Cette semaine, nos sérendipités nous promèneront dans la rentrée littéraire, dans ce qu’elle comporte de terrifiant pour Page, et dans les angoisses qui saisissent ceux et celles qui pensent que ce qu’illes ont à dire mérite d’être écrit. Alors, asseyez-vous confortablement, posez un instant votre roman de la rentrée, respirez profondément, et laissez la Page vous emmener dans ses petits coins.

Clichés.

« Le premier homme qui a comparé une femme à une fleur était un poète, le deuxième un imbécile ». Gérard de Nerval.

En ce moment, chez les éditeurs francophones, c’est la rentrée littéraire. Et ce ne sont pas moins de 600 livres qui sont parus, ou vont paraître dans les prochaines semaines. Pour peu que l’on s’intéresse, de près ou de loin, à la littérature, le chiffre est vertigineux, pharaonique, incommensurable avec, au choix, notre intérêt, le temps qu’il nous reste après une journée bien remplie, ou notre snobisme de littérateur.e occasionnel.le. 600 livres, c’est plus qu’énorme, c’est plus qu’astronomique, c’est tout simplement terrifiant.
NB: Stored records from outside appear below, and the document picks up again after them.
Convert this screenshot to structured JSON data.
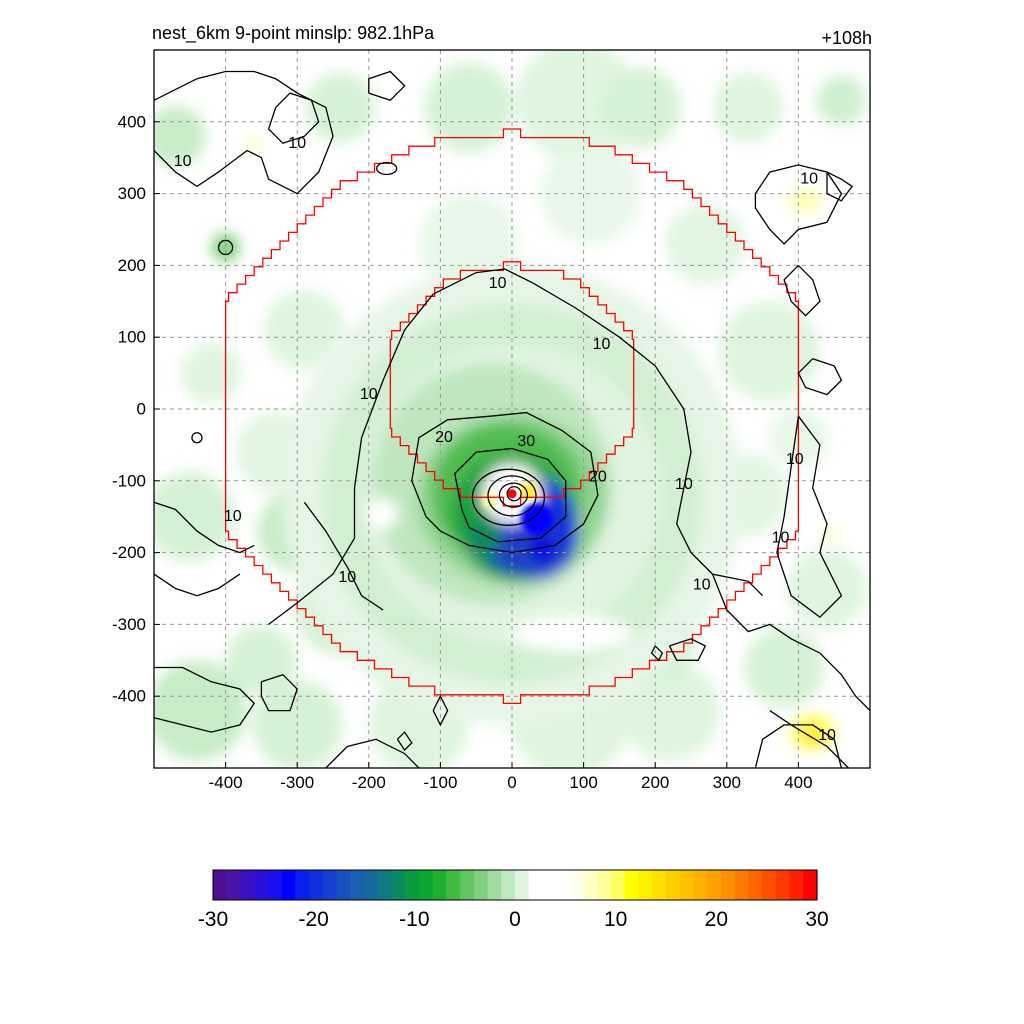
{
  "header": {
    "title_left": "nest_6km  9-point minslp: 982.1hPa",
    "title_right": "+108h"
  },
  "chart_data": {
    "type": "heatmap",
    "title": "nest_6km  9-point minslp: 982.1hPa",
    "time_label": "+108h",
    "xlabel": "",
    "ylabel": "",
    "xlim": [
      -500,
      500
    ],
    "ylim": [
      -500,
      500
    ],
    "x_ticks": [
      -400,
      -300,
      -200,
      -100,
      0,
      100,
      200,
      300,
      400
    ],
    "y_ticks": [
      400,
      300,
      200,
      100,
      0,
      -100,
      -200,
      -300,
      -400
    ],
    "x_tick_labels": [
      "-400",
      "-300",
      "-200",
      "-100",
      "0",
      "100",
      "200",
      "300",
      "400"
    ],
    "y_tick_labels": [
      "400",
      "300",
      "200",
      "100",
      "0",
      "-100",
      "-200",
      "-300",
      "-400"
    ],
    "grid": true,
    "center": {
      "x": 0,
      "y": -118
    },
    "contour_levels": [
      10,
      20,
      30
    ],
    "contour_labels": [
      {
        "text": "10",
        "x": -460,
        "y": 345
      },
      {
        "text": "10",
        "x": -300,
        "y": 370
      },
      {
        "text": "10",
        "x": -20,
        "y": 175
      },
      {
        "text": "10",
        "x": 125,
        "y": 90
      },
      {
        "text": "10",
        "x": -200,
        "y": 20
      },
      {
        "text": "20",
        "x": -95,
        "y": -40
      },
      {
        "text": "30",
        "x": 20,
        "y": -45
      },
      {
        "text": "20",
        "x": 120,
        "y": -95
      },
      {
        "text": "10",
        "x": 240,
        "y": -105
      },
      {
        "text": "10",
        "x": 265,
        "y": -245
      },
      {
        "text": "10",
        "x": -390,
        "y": -150
      },
      {
        "text": "10",
        "x": -230,
        "y": -235
      },
      {
        "text": "10",
        "x": 415,
        "y": 320
      },
      {
        "text": "10",
        "x": 395,
        "y": -70
      },
      {
        "text": "10",
        "x": 375,
        "y": -180
      },
      {
        "text": "10",
        "x": 440,
        "y": -455
      }
    ],
    "colorbar": {
      "min": -30,
      "max": 30,
      "ticks": [
        -30,
        -20,
        -10,
        0,
        10,
        20,
        30
      ],
      "tick_labels": [
        "-30",
        "-20",
        "-10",
        "0",
        "10",
        "20",
        "30"
      ],
      "colors": [
        "#4b0f8f",
        "#4a14a8",
        "#3c10c0",
        "#2a10d8",
        "#1a10ee",
        "#0000ff",
        "#0a20f0",
        "#1030e0",
        "#1540d0",
        "#1850c0",
        "#1a5fb0",
        "#166a9a",
        "#0f7a80",
        "#0a8a60",
        "#0a9a40",
        "#0aa830",
        "#20b030",
        "#40bb40",
        "#60c560",
        "#80d080",
        "#a0dca0",
        "#c0e8c0",
        "#dff3df",
        "#ffffff",
        "#ffffff",
        "#ffffff",
        "#fffff0",
        "#ffffc8",
        "#ffff9a",
        "#ffff60",
        "#ffff00",
        "#fff000",
        "#ffe000",
        "#ffd000",
        "#ffc000",
        "#ffb000",
        "#ffa000",
        "#ff9000",
        "#ff7a00",
        "#ff6600",
        "#ff5000",
        "#ff3a00",
        "#ff2000",
        "#ff0000"
      ]
    },
    "overlay": {
      "color": "#ff0000",
      "radii_km": [
        170,
        400
      ]
    },
    "colors": {
      "contour": "#000000",
      "grid": "#999999",
      "domain_box": "#ff0000",
      "center_marker": "#ff0000"
    }
  }
}
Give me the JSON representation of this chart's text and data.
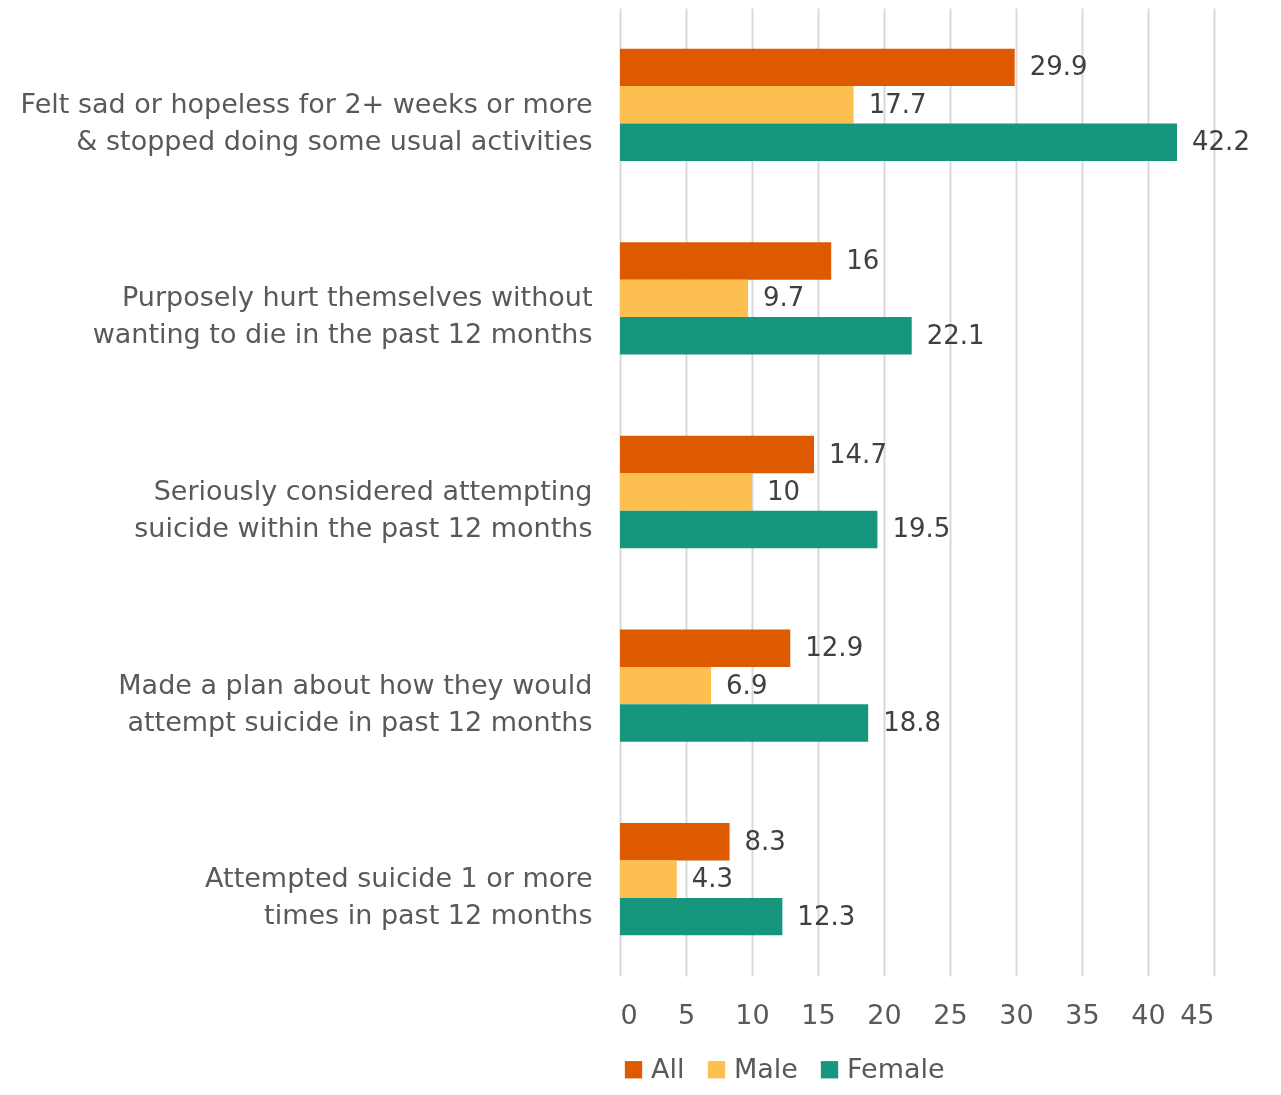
{
  "chart_data": {
    "type": "bar",
    "orientation": "horizontal",
    "categories": [
      "Felt sad or hopeless for 2+ weeks or more & stopped doing some usual activities",
      "Purposely hurt themselves without wanting to die in the past 12 months",
      "Seriously considered attempting suicide within the past 12 months",
      "Made a plan about how they would attempt suicide in past 12 months",
      "Attempted suicide 1 or more times in past 12 months"
    ],
    "series": [
      {
        "name": "All",
        "color": "#dd5a00",
        "values": [
          29.9,
          16,
          14.7,
          12.9,
          8.3
        ]
      },
      {
        "name": "Male",
        "color": "#fdbf4f",
        "values": [
          17.7,
          9.7,
          10,
          6.9,
          4.3
        ]
      },
      {
        "name": "Female",
        "color": "#16967c",
        "values": [
          42.2,
          22.1,
          19.5,
          18.8,
          12.3
        ]
      }
    ],
    "xlim": [
      0,
      45
    ],
    "xticks": [
      0,
      5,
      10,
      15,
      20,
      25,
      30,
      35,
      40,
      45
    ],
    "grid": "x",
    "legend": "bottom",
    "data_labels": true
  }
}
Terrifiant surtout lorsque l’on se rend compte que l’année dernière 600 autres sont parus, puis 600 encore en janvier, et puis tous les autres, ceux qui sont apparus sur les étals de nos chères librairies entre ces deux périodes. Et puis, pour peu que l’on parle une autre langue, tous les autres, des millions, des milliards de pages pleines de phrases, d’idées, de sujets importants ou non, graves ou légers, privilégiant le style ou le fond, excellant aux deux dans certains cas.

Il faut choisir, parfois, si l’on veut participer à l’événement. Alors on écoute la critique, on s’intéresse. On découvre ceux que l’on essaiera de lire, ceux que l’on ne lira probablement jamais, ceux – bons ou pas – qu’il faudra  avoir lus pour pouvoir en parler avec son boucher, sa dentiste, ou son confesseur. Et puis les auteur.e.s parlent, aussi, de ce qu’illes ont écrit, de ce qu’illes voulaient dire, de ce qu’illes pensent avoir réussi ou raté dans leur petit dernier. Pour peu qu’illes soient émouvants à ce moment-là, on cherchera à les lire, pour trouver dans leurs écrits ce qui nous a touchés – parfois sans jamais le trouver.

Ensuite, on s’assoit derrière son ordinateur pour réaliser une chronique. Et c’est là que ce salaud de Nerval nous cloue sur notre chaise, paralysé.e d’angoisse. La peur du cliché est partout, elle nous hante, elle nous obsède. Elle est d’autant plus mordante, cette peur-là, non pas lorsque l’on se décide sciemment à comparer les femmes aux fleurs, mais lorsque l’on ignore même si, quelque part, quelqu’un a déjà fait la comparaison.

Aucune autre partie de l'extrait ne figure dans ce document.